I arrived at the morning-ritual email space to find that the Shimano Archive had been granted a new and appropriate subtitle: "Eido Roku (Trademark): The Sayings and Doings of Eido Shimano."
I am not sure of the exact meaning of "roku," but perhaps "compilation" is close. Generally I associate the word with collections of words/descriptions by great Zen Buddhist teachers. In this sense, the word has always carried a positive spin in my mind ... something along the lines of "wisdom" and, from my point of view as a Zen student, wisdom worth considering. Rinzai, Dogen, Huang Po, Hui Neng ... all these and more are people worth listening to, if not always easy to hear. So I have listened to them from afar, on a printed or electronic page, and been grateful for compilations of their instructions and observations.
As seen in the Shimano Archive, Eido Shimano's adventures carry a distinctly negative spin. He has proven himself capable of great self-promotion and self-indulgence. He has brought harm to others. Whatever good he may have accomplished has come with a dark shadow that no "self-hagiography" (as a friend puts it) can dispel. And the Shimano Archive depicts that shadow and, by implication, offers a good lesson to all those whose adoration can overshadow their understandable yearning and common sense.

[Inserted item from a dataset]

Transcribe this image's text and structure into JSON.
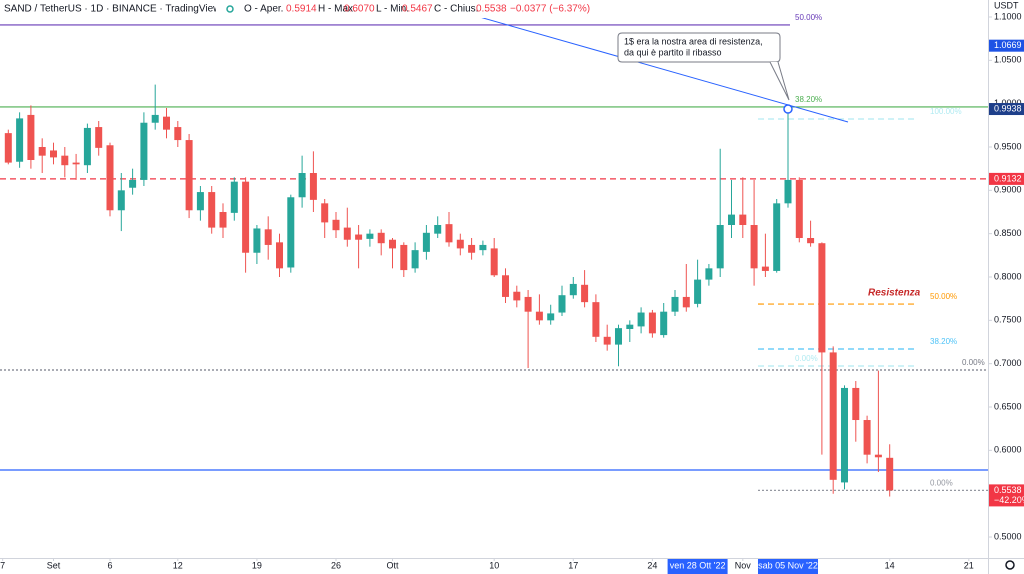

The trade mark is a wonderful addition as well. If I were in a barroom among friends, I would call it an admirable rat-fuck. Any revisionist history in the future that attempts to re-see Shimano's activities in the United States will be forced to find another title or risk trade mark infringement, an actionable offense. The hagiography (defined in part as "a book about a person’s life that deliberately includes only good things about them") will not be able to employ the "roku" designator ... and thus place it in the same league with the great Zen teachers of the past.
The outraged and sorrowful fires of the past are dwindling now. Eido Shimano has stepped aside from his leadership role at the centers he helped to establish -- Sho Bo Ji in New York City and Dai Bosatsu monastery in Livingston Manor, N.Y. Or, if he has not stepped aside, he is at least keeping a low, low profile. Those whom he harmed or angered are less voluble. Their ammunition is running low, even if the scars remain and the flames leap up from time to time. All that is left is history, a history that, for other teachers, may still shine bright and instructive for students of Zen. Their "roku" nourishes and encourages, even if such tales are iced with a kind of dehumanizing wonder. There is nothing like being dead to elevate your stock.
The Eido Roku too has an encouraging tale to tell to serious Zen students -- a realistic and unpleasant tale, a tale whose tag line might be something as simple as, "Don't YOU do that!"
On an associative note, I see that "more than a million" gathered in Rome today for the beatification (one of the steps on the path to "sainthood") of Pope John Paul II, who died April 2, 2005. John Paul was a popular pope, even among those who are not Catholics. And who among us does not try to create a saint or two? It is a human pastime and one that deserves better than scoffing. But it is interesting, if understandable, that it is the dead who receive such accolades. One thing you can say for the dead ... they don't/can't talk back. It seems a pity and unfair, but there it is.